The bitter, green bile extracted from the gallbladders of endangered bear species, has long been used by Chinese traditional medicine practitioners to treat eye, liver and other ailments.

In a statement, Hunt's group described the practice as "cruel and unnecessary."

The course for 24 Cambodian park rangers will teach them to identify the bears' feces, claw marks on trees and termite mounts that the animals have broken in to. The information gathered will give conservationists a greater understanding of the animals and determine their population status, which is threatened by hunting and trafficking, Hunt said.

Hunt said it was not known how many wild bears remain in the Cambodian wild as few studies have been done.

"For some reasons, bears don't attract the kind of attention that tigers, leopards and primates do," Hunt said.

The World Conservation Union says Asiatic black bears and Sun bears are considered "threatened to endangered."

Hunt's group said in a statement that more than 10,000 bears in China and 4,000 in Vietnam are kept in inhumane conditions at bear farms.
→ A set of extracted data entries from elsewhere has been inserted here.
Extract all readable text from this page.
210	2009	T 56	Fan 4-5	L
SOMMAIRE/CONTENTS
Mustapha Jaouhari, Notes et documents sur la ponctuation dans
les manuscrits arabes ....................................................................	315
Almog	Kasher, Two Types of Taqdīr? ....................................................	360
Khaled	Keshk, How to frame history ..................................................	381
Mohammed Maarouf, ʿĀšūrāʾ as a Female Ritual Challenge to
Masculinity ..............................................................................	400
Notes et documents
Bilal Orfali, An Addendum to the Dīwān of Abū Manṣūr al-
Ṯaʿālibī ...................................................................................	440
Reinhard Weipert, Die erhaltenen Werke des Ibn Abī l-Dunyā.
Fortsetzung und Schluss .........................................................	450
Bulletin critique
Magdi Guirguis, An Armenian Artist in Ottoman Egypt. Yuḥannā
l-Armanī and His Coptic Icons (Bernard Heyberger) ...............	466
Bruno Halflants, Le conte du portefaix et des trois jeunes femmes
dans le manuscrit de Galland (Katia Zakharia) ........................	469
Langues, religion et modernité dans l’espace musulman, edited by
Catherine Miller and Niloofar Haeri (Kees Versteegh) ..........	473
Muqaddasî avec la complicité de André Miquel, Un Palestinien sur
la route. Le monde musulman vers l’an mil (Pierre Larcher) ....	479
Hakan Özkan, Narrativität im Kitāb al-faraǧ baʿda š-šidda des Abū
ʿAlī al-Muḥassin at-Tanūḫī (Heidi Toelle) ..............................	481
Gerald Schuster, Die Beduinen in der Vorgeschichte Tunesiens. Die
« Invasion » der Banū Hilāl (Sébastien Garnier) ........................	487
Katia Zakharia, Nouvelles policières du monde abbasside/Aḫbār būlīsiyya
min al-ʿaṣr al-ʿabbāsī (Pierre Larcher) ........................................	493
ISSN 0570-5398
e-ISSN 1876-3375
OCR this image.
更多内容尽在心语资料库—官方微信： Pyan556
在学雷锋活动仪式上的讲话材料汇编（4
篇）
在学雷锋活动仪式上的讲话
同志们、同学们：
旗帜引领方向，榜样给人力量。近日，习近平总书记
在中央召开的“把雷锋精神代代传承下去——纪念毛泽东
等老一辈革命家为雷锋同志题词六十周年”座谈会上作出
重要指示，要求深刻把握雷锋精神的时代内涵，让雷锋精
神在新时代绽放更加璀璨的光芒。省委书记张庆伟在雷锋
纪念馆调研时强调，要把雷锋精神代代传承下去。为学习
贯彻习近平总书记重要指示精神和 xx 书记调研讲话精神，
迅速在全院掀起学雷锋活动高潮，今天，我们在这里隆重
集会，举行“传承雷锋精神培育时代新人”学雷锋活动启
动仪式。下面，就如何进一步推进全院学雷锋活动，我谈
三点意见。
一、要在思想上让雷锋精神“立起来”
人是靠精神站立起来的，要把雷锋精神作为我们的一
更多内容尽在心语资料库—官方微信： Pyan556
The rangers are being trained by two international experts -- Gabriella Fredriksson, who has spent years tracking and rehabilitating bears in the forests of East Kalimantan, Borneo, and Robert Steinmetz from the World Wildlife Fund in Thailand, Hunt said. Eight observers from Thailand, Malaysia and Indonesia were also attending.

Hunt's group has sponsored a sanctuary at Phnom Tamao Zoo, about 28 miles south of the capital Phnom Penh, where 78 rescued bears live.

He said the group has rescued three cubs, aged nine and 14 weeks old, from traffickers this month.